When there are gaps in the Fluxnet time-series, 3-hourly non-bias ERA-interim data are used and consequently interpolate to match the half-hourly time resolution of the Fluxnet data. 'Air Temperature', 'Water Vapour Pressure', 'Wind speed', 'Longwave down Radiation' and 'Pressure' are linearly interpolated. 3-hourly precipitation are spread at half-hourly resolution using the observed mean frequency of precipitation. For the shortwave down radiation interpolation, we account for the solar angle evolution over the 3-hourly time period.

Last, in order to agree with the required meteorological fields by ORCHIDEE, precipitation is split into Rainfall and Snowfall by using a 0°C threshold and Water Vapor Pressure is converted in 'Air specific humidity' using the Magnus Tetens relationship.

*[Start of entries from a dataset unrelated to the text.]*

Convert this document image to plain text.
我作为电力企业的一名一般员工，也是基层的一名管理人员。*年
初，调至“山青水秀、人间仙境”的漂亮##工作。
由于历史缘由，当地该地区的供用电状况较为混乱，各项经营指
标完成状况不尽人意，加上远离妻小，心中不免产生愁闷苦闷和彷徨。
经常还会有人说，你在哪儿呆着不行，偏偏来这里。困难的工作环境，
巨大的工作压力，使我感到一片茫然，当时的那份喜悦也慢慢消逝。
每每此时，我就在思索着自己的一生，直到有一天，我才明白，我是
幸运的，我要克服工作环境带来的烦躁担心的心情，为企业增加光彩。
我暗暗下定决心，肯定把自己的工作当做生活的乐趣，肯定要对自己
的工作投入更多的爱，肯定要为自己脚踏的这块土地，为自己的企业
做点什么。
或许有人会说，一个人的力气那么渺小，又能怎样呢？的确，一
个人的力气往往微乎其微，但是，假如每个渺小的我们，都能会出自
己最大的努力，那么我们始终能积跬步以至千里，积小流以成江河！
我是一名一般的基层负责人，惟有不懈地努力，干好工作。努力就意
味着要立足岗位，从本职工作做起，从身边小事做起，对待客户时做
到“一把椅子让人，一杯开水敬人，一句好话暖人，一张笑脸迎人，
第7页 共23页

Outputs of FLUXNET_DATA tool

FLUXNET_DATA creates a Netcdf file that contains all the meteorological fields requested by ORCHIDEE model. In addition, it contains a quality flag for each of the meteorological fields indicating when data are original (1) or derived from ERA-interim product (0). It also contained Fluxnet data for :

  • Net Ecosystem Exchange
  • Gross Primary Production
  • Ecosystem Respiration
  • Soil Water Content
  • Sensible Heat Flux
  • Soil Temperature
  • Latent Heat Flux
  • Relative Humidity
  • Canopy conductance
  • Potential Evapotranspiration

FLUXNET_DATA creates also a PDF file that contains charts comparing meteorological fields from Fluxnet and ERA-interim data. It gives information on the percentage of gaps for each meteorological field, the slope and intercept of linear regression between Fluxnet and ERA-interim time series and the RMSE between these datasets with and without bias correction. See below an example of PDF file created by FLUXNET_DATA tool.
http://dods.ipsl.jussieu.fr/orchidee/WIKI/RU-Zot_2002-2004.png

What does FLUXNET_DATA tool contain ?

FLUXNET_DATA is a set of 11 Python scripts.
gapfilling.py is the main script. It first read the two input files, siteinfo.txt and configinfo.txt. Then, it performs a loop over the set of Fluxnet sites and will perform, for each, a suite of treatments.
The treatments performed for each site consist in:

  • reading and uploading the meteorological fields stored in the ERA-interim dataset for each year during which the Fluxnet site was monitored and for the specific site location (one grid point)
    • function read_climatology stored into read_climatology.py).
  • reading and uploading the meteorological fields and the monitored fiels stored int the FLUXNET dataset for each year during which the site was monitored.
    • functions read_weather and read_obs stored respectively into read_weather.py and read_obs.py
  • filling the gaps in the meteorological time series.
    • function gap_fill_func stored into gap_fill.py
  • creating the PDF file.
    • function visu_plotlib_func stored into visu_plotlib.py
  • adapting the variables unit for being in agreement with ORCHIDEE input standard.
    • function prepate_for_orchidee stored into input_nc_orchidee.py
  • creating the NetCDF file.
    • function write_nc stored into input_nc_orchidee.py

How to use FLUXNET_DATA tool ?

Simply, type :

mypronpt>> python gapfilling.py 

Requirement

mypronpt>>module purge

mypronpt>>source ~jypeter/.conda3_jyp.sh

mypronpt>>conda activate cdatm_py2

How to download FLUXNET_DATA tool ?

Simply, type:

my_prompt>> svn co --no-auth-cache  svn://forge.ipsl.jussieu.fr/orchidee/trunk/TOOLS/FLUXNET_DATA ./FLUXNET_DATA

This will create a subdirectory named 'FLUXNET_DATA'.